Jésus nous exhorte à pleurer sur nous-mêmes. Il ne saurait que faire de nos sensibleries, même religieuses, en ce qui le concerne. Et à moins que nos cris ne deviennent des appels au secours et que nous tendions vers le Sauveur nos mains et notre foi, le jugement nous surprendra sans remède. Le Jésus du Calvaire est aussi le Christ du dernier jour, le Seigneur glorieux qui viendra juger les vivants et les morts, celui que, nous aussi, nous avons percé par chacune de nos dérobades, apostasies, trahisons ou révoltes, perpétrées sans remords ni soucis, dans une inconscience bestiale. Mais la Bonne Nouvelle du chemin de la croix nous atteint. Le Christ a parlé pour nous pendant que ses muscles se déchiraient et que la sueur mêlée de sang coulait tout au long de ses membres. Il gravit le Calvaire pour que notre appel au secours trouve une réponse et que nos larmes de repentir puissent recevoir le pardon et la grâce.
Rembrandt, l’illustre peintre néerlandais, a peint une célèbre crucifixion. Parmi la foule qui entoure le Christ, on aperçoit, au pied de la croix, l’artiste lui-même. Il pointe son doigt vers lui en signe d’aveu et de repentir. Lui aussi est coupable de la crucifixion.

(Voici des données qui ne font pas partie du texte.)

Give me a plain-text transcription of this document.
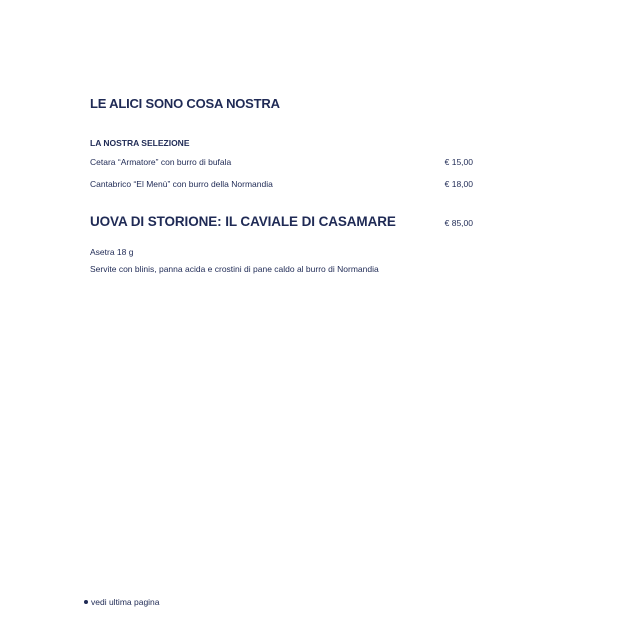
LE ALICI SONO COSA NOSTRA
LA NOSTRA SELEZIONE
Cetara “Armatore” con burro di bufala	€ 15,00
Cantabrico “El Menù” con burro della Normandia	€ 18,00
UOVA DI STORIONE: IL CAVIALE DI CASAMARE	€ 85,00
Asetra 18 g
Servite con blinis, panna acida e crostini di pane caldo al burro di Normandia
vedi ultima pagina
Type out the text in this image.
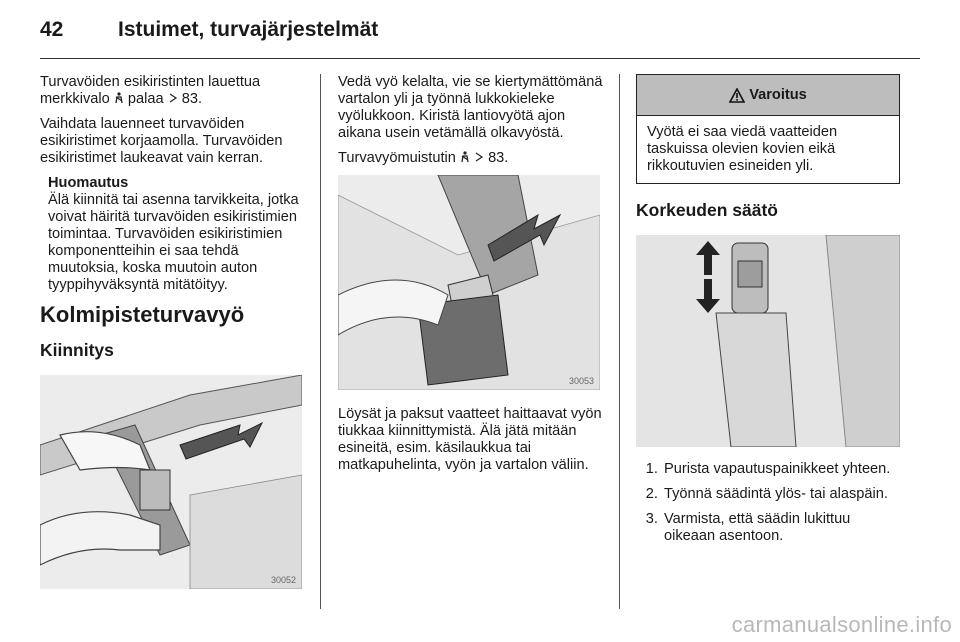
42	Istuimet, turvajärjestelmät

Turvavöiden esikiristinten lauettua merkkivalo palaa 83.

Vaihdata lauenneet turvavöiden esikiristimet korjaamolla. Turvavöiden esikiristimet laukeavat vain kerran.

Huomautus

Älä kiinnitä tai asenna tarvikkeita, jotka voivat häiritä turvavöiden esikiristimien toimintaa. Turvavöiden esikiristimien komponentteihin ei saa tehdä muutoksia, koska muutoin auton tyyppihyväksyntä mitätöityy.

Kolmipisteturvavyö
Kiinnitys
30052

Vedä vyö kelalta, vie se kiertymättömänä vartalon yli ja työnnä lukkokieleke vyölukkoon. Kiristä lantiovyötä ajon aikana usein vetämällä olkavyöstä.

Turvavyömuistutin 83.

30053

Löysät ja paksut vaatteet haittaavat vyön tiukkaa kiinnittymistä. Älä jätä mitään esineitä, esim. käsilaukkua tai matkapuhelinta, vyön ja vartalon väliin.

Varoitus
Vyötä ei saa viedä vaatteiden taskuissa olevien kovien eikä rikkoutuvien esineiden yli.
Korkeuden säätö
1. Purista vapautuspainikkeet yhteen.
2. Työnnä säädintä ylös- tai alaspäin.
3. Varmista, että säädin lukittuu oikeaan asentoon.
carmanualsonline.info
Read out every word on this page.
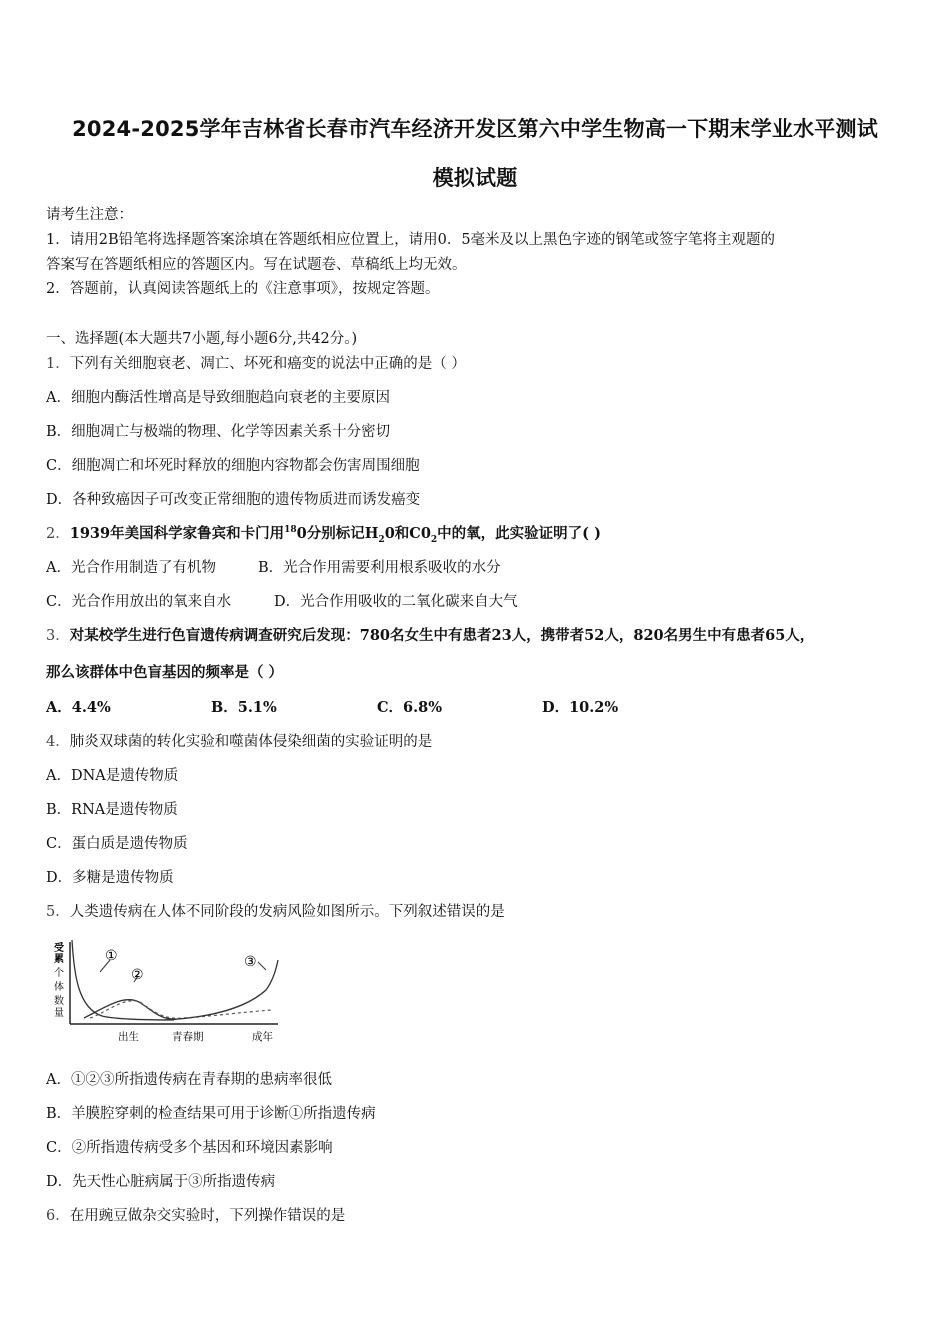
2024-2025学年吉林省长春市汽车经济开发区第六中学生物高一下期末学业水平测试
模拟试题
请考生注意：
1．请用2B铅笔将选择题答案涂填在答题纸相应位置上，请用0．5毫米及以上黑色字迹的钢笔或签字笔将主观题的
答案写在答题纸相应的答题区内。写在试题卷、草稿纸上均无效。
2．答题前，认真阅读答题纸上的《注意事项》，按规定答题。
一、选择题(本大题共7小题,每小题6分,共42分。)
1．下列有关细胞衰老、凋亡、坏死和癌变的说法中正确的是（ ）
A．细胞内酶活性增高是导致细胞趋向衰老的主要原因
B．细胞凋亡与极端的物理、化学等因素关系十分密切
C．细胞凋亡和坏死时释放的细胞内容物都会伤害周围细胞
D．各种致癌因子可改变正常细胞的遗传物质进而诱发癌变
2．1939年美国科学家鲁宾和卡门用$^{18}$0分别标记$H_20$和$C0_2$中的氧，此实验证明了( )
A．光合作用制造了有机物	B．光合作用需要利用根系吸收的水分
C．光合作用放出的氧来自水	D．光合作用吸收的二氧化碳来自大气
3．对某校学生进行色盲遗传病调查研究后发现：780名女生中有患者23人，携带者52人，820名男生中有患者65人，
那么该群体中色盲基因的频率是（ ）
A．4.4%	B．5.1%	C．6.8%	D．10.2%
4．肺炎双球菌的转化实验和噬菌体侵染细菌的实验证明的是
A．DNA是遗传物质
B．RNA是遗传物质
C．蛋白质是遗传物质
D．多糖是遗传物质
5．人类遗传病在人体不同阶段的发病风险如图所示。下列叙述错误的是
受
累
个
体
数
量
①
②
③
出生	青春期	成年
A．①②③所指遗传病在青春期的患病率很低
B．羊膜腔穿刺的检查结果可用于诊断①所指遗传病
C．②所指遗传病受多个基因和环境因素影响
D．先天性心脏病属于③所指遗传病
6．在用豌豆做杂交实验时，下列操作错误的是
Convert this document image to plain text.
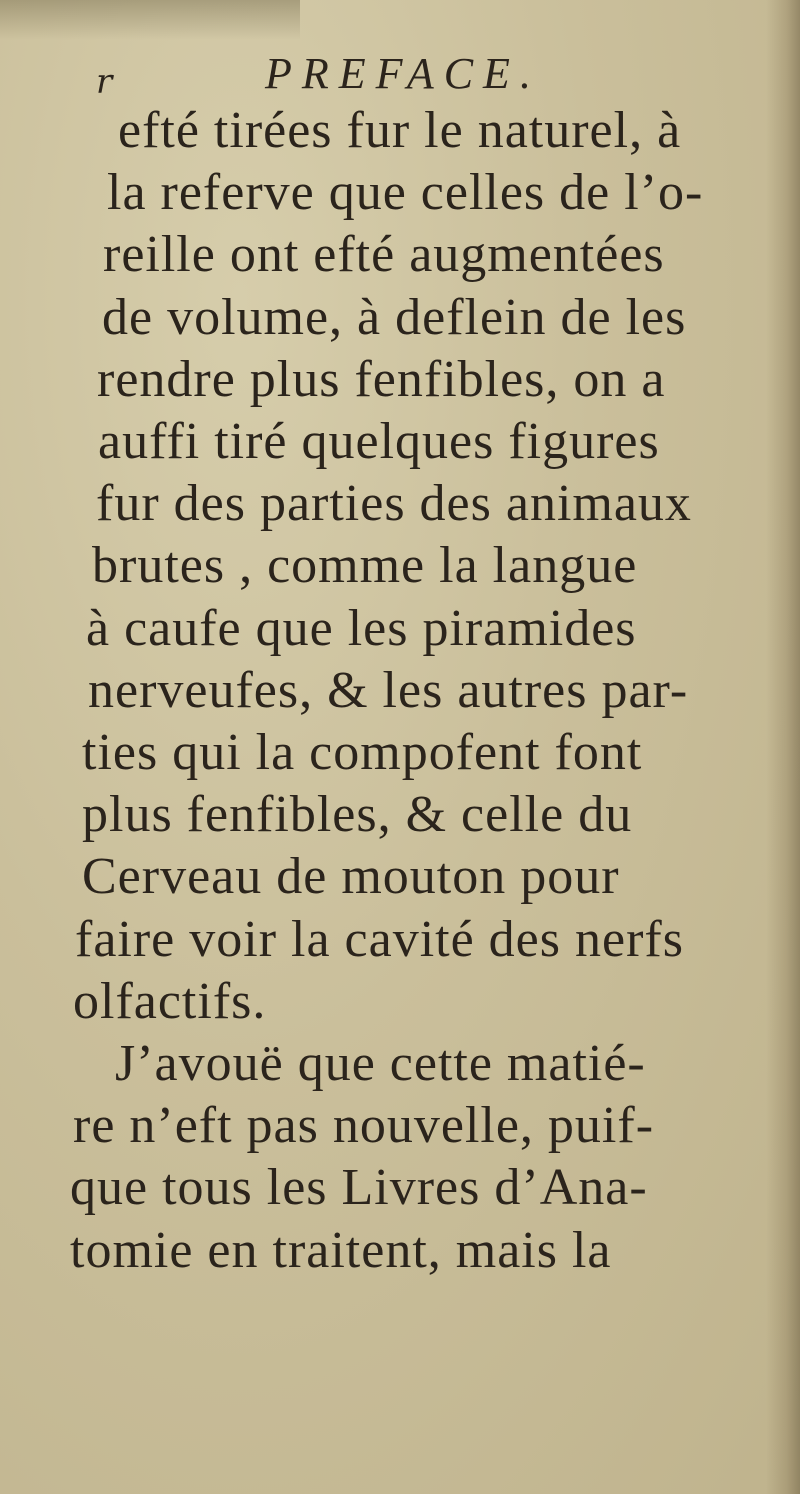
r	PREFACE.
efté tirées fur le naturel, à
la referve que celles de l’o-
reille ont efté augmentées
de volume, à deflein de les
rendre plus fenfibles, on a
auffi tiré quelques figures
fur des parties des animaux
brutes , comme la langue
à caufe que les piramides
nerveufes, & les autres par-
ties qui la compofent font
plus fenfibles, & celle du
Cerveau de mouton pour
faire voir la cavité des nerfs
olfactifs.
J’avouë que cette matié-
re n’eft pas nouvelle, puif-
que tous les Livres d’Ana-
tomie en traitent, mais la
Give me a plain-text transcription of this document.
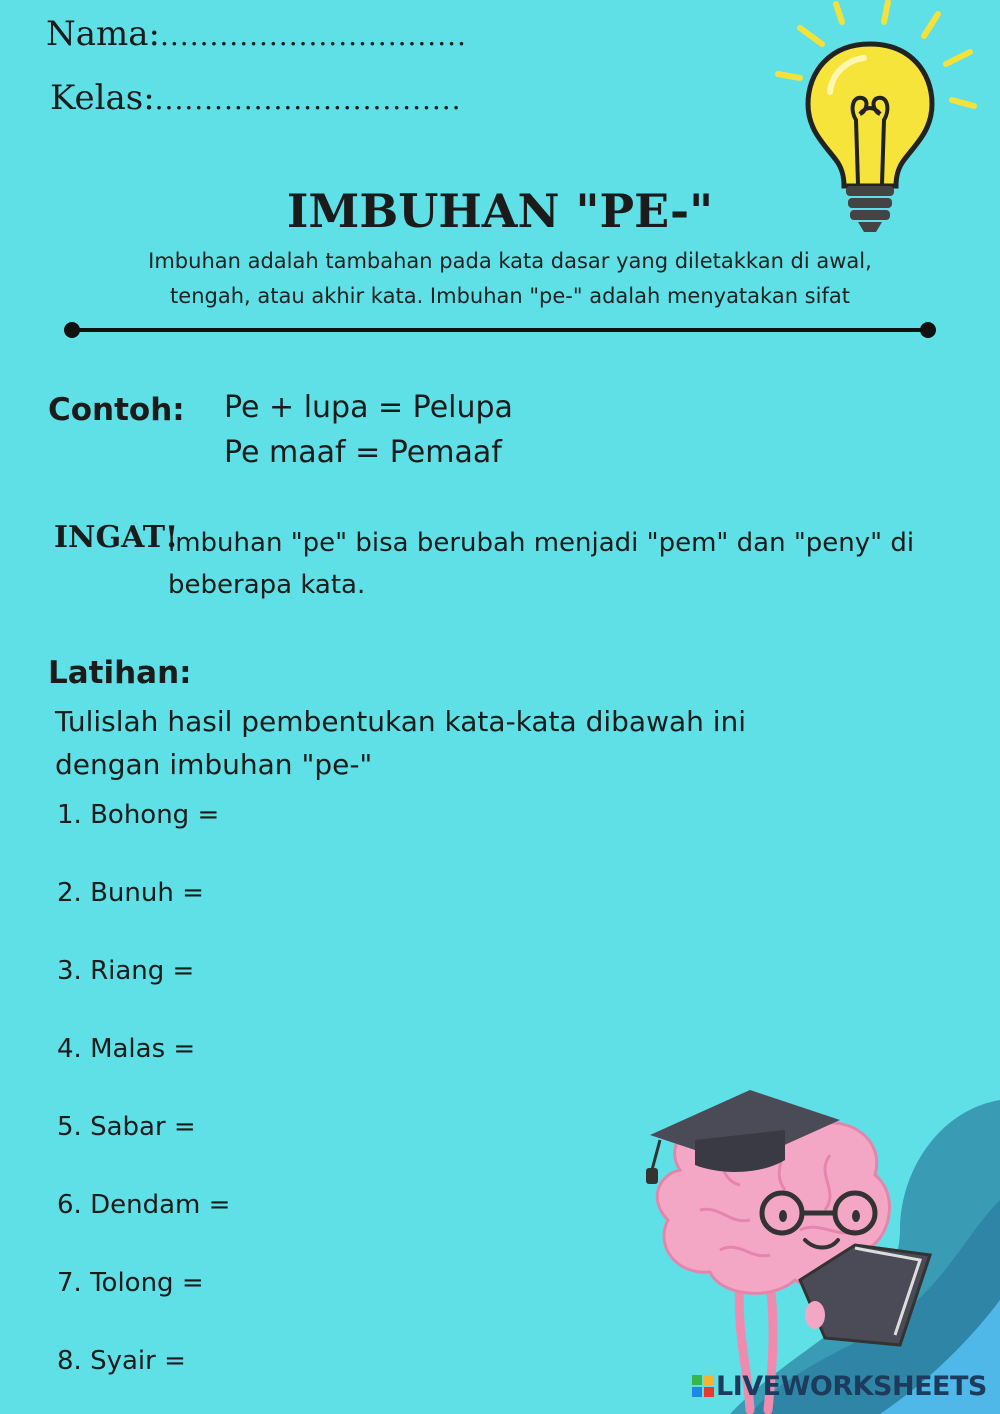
Nama:...............................
Kelas:...............................
IMBUHAN "PE-"
Imbuhan adalah tambahan pada kata dasar yang diletakkan di awal,
tengah, atau akhir kata. Imbuhan "pe-" adalah menyatakan sifat
Contoh: Pe + lupa = Pelupa
Pe maaf = Pemaaf
INGAT!
imbuhan "pe" bisa berubah menjadi "pem" dan "peny" di beberapa kata.
Latihan:
Tulislah hasil pembentukan kata-kata dibawah ini
dengan imbuhan "pe-"
1. Bohong =
2. Bunuh =
3. Riang =
4. Malas =
5. Sabar =
6. Dendam =
7. Tolong =
8. Syair =
LIVEWORKSHEETS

Le chemin de la croix nous adresse une invitation pressante à avouer nos péchés et à nous repentir de nos fautes. L’agonie du Calvaire, la flagellation des Romains, les insoutenables sarcasmes des dirigeants hypocrites, le déchaînement haineux de la foule, la lâcheté de Pilate et l’abandon des amis ont été subis pour que nous retrouvions la grâce de Dieu, notre Père. Disons donc avec le prophète de jadis :
« À toi, Seigneur, appartient la justice, et à nous la honte et la confusion à ce jour. […] À nous la honte au visage […] parce que nous avons péché contre toi. Auprès du Seigneur, notre Dieu, la compassion et le pardon, car nous avons été rebelles envers lui » (Dn 9.7).
À cause de tes grandes compassions, Seigneur, aie pitié; fils de David, aie pitié de nous!